Saint Louis-Marie Grignion de Montfort

Aîné des dix-huit enfants d’un avocat breton, Louis naît en 1673 à Montfort, près de Rennes. A 19 ans, il entre au séminaire Saint-Sulpice de Paris. Ordonné prêtre en 1700, il devient aumônier de l’hôpital de Poitiers. Il partage la table des pauvres malades et regroupe les jeunes filles désireuses de servir les pauvres. Parmi elles, Marie-Louise Trichet et Catherine Brunet. Mais les réformes de Louis-Marie indisposent la bourgeoisie de la ville qui le congédie de l’hôpital.

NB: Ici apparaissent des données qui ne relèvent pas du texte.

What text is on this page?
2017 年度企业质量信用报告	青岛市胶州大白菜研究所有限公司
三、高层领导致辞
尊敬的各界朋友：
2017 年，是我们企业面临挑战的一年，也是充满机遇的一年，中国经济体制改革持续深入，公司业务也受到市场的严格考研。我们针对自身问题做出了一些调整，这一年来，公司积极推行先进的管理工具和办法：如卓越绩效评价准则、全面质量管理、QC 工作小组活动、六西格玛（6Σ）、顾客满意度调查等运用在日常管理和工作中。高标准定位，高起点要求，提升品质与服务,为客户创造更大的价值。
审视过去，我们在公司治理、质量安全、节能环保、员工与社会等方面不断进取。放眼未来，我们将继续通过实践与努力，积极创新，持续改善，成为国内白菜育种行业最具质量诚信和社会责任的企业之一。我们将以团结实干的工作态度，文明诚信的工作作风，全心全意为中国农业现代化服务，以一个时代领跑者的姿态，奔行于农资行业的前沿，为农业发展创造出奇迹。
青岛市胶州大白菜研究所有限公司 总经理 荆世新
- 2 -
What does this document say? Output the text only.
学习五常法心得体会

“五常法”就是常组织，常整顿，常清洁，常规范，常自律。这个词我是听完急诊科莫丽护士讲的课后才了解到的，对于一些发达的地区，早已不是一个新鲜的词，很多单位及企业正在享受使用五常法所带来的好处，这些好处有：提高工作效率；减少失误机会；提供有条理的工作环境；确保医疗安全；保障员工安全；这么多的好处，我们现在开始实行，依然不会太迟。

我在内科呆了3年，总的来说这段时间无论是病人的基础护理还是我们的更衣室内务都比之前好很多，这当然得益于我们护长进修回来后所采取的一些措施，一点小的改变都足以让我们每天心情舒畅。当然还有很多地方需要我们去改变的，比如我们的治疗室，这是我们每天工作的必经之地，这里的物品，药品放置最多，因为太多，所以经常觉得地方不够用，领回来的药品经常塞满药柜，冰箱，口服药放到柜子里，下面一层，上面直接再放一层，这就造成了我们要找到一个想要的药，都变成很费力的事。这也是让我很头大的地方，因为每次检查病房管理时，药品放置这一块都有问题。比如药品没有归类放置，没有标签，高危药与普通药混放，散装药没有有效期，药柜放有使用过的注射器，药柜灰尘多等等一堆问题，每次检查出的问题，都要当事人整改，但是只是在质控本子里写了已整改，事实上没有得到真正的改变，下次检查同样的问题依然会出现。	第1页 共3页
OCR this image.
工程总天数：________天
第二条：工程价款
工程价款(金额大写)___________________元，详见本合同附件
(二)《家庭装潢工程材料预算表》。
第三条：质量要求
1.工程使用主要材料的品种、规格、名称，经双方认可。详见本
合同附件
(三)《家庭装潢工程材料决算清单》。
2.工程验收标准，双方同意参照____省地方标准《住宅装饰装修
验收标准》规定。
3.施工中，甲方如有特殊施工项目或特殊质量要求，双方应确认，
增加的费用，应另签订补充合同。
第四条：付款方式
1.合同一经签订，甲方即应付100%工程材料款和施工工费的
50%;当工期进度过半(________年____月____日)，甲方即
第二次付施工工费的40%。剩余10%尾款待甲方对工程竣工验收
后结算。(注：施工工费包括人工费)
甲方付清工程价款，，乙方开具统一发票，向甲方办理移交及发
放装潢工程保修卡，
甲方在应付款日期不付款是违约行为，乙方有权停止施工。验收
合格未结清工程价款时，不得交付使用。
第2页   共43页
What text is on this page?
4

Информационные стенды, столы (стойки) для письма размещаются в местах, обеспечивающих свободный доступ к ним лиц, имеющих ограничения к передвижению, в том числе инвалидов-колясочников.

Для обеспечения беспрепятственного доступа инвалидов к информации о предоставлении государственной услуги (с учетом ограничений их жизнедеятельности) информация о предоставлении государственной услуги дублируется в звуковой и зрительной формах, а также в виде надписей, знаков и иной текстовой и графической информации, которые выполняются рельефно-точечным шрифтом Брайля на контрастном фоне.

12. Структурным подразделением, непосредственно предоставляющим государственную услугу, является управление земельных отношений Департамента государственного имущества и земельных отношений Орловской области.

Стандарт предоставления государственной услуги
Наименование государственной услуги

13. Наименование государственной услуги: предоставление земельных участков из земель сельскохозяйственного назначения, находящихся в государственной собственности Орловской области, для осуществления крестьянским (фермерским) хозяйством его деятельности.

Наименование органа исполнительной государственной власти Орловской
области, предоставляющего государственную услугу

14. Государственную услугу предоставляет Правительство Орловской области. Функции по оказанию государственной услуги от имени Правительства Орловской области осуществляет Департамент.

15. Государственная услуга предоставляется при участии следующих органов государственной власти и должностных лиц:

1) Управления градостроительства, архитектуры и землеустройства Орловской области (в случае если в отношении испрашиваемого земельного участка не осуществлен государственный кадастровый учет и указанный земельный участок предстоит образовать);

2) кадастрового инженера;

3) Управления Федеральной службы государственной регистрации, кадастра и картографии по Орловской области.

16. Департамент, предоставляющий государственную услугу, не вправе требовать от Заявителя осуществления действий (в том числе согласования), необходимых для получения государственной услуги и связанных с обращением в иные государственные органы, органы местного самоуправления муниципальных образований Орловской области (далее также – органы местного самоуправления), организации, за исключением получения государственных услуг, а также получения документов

Attiré par les missions lointaines, il se rend à Rome en 1706 pour demander d’y être envoyé. Le Pape l’envoie… en France comme prédicateur des missions paroissiales. Là encore il déchaîne l’enthousiasme des uns et la colère des autres. Son activité inlassable le met en conflit avec plusieurs évêques. Mais il trouve en celui de La Rochelle – Etienne de Champflour – un protecteur efficace.

Les jeunes filles de l’hôpital de Poitiers déménagent à La Rochelle, où Mgr de Champflour reconnaît leur Congrégation, les Filles de la Sagesse, en 1715.

Dès 1711, Montfort prêche dans à La Rochelle trois missions : une pour les hommes, une pour les soldats et une pour les femmes… Le saint doit fuir la ville à la suite d’une tentative d’empoisonnement contre sa personne. Montfort revient cependant prêcher en Aunis dès l’année suivante: à Thairé, Saint-Vivien, Esnandes et Courçon. En 1714, il revient encore et va même prêcher dans le diocèse de Saintes, à l’île d’Oléron. Sa dernière mission aunisienne est pour Taugon-La Ronde en mars 1715.

Il meurt en 1716 à Saint-Laurent-sur-Sèvre.

Saint Louis-Marie Grignion de Montfort est reconnu aujourd’hui comme Fondateur de trois congrégations religieuses : les Filles de la Sagesse, présentes dans notre diocèse au Chateau-d’Oléron et à La Rochelle, mais aussi les Pères Missionnaires Montfortains et les Frères de saint Gabriel.

Entièrement voué à la Mère de Dieu, saint Louis-Marie écrit « l’Amour de la Sagesse éternelle » et surtout « le Traité de la vraie dévotion à Marie. » Il mène les foules à Jésus par Marie, influençant notamment saint Jean-Paul II, dont la devise – « Totus tuus », « (Je suis) tout à toi » – est issu du Traité de la vraie dévotion à la Sainte Vierge.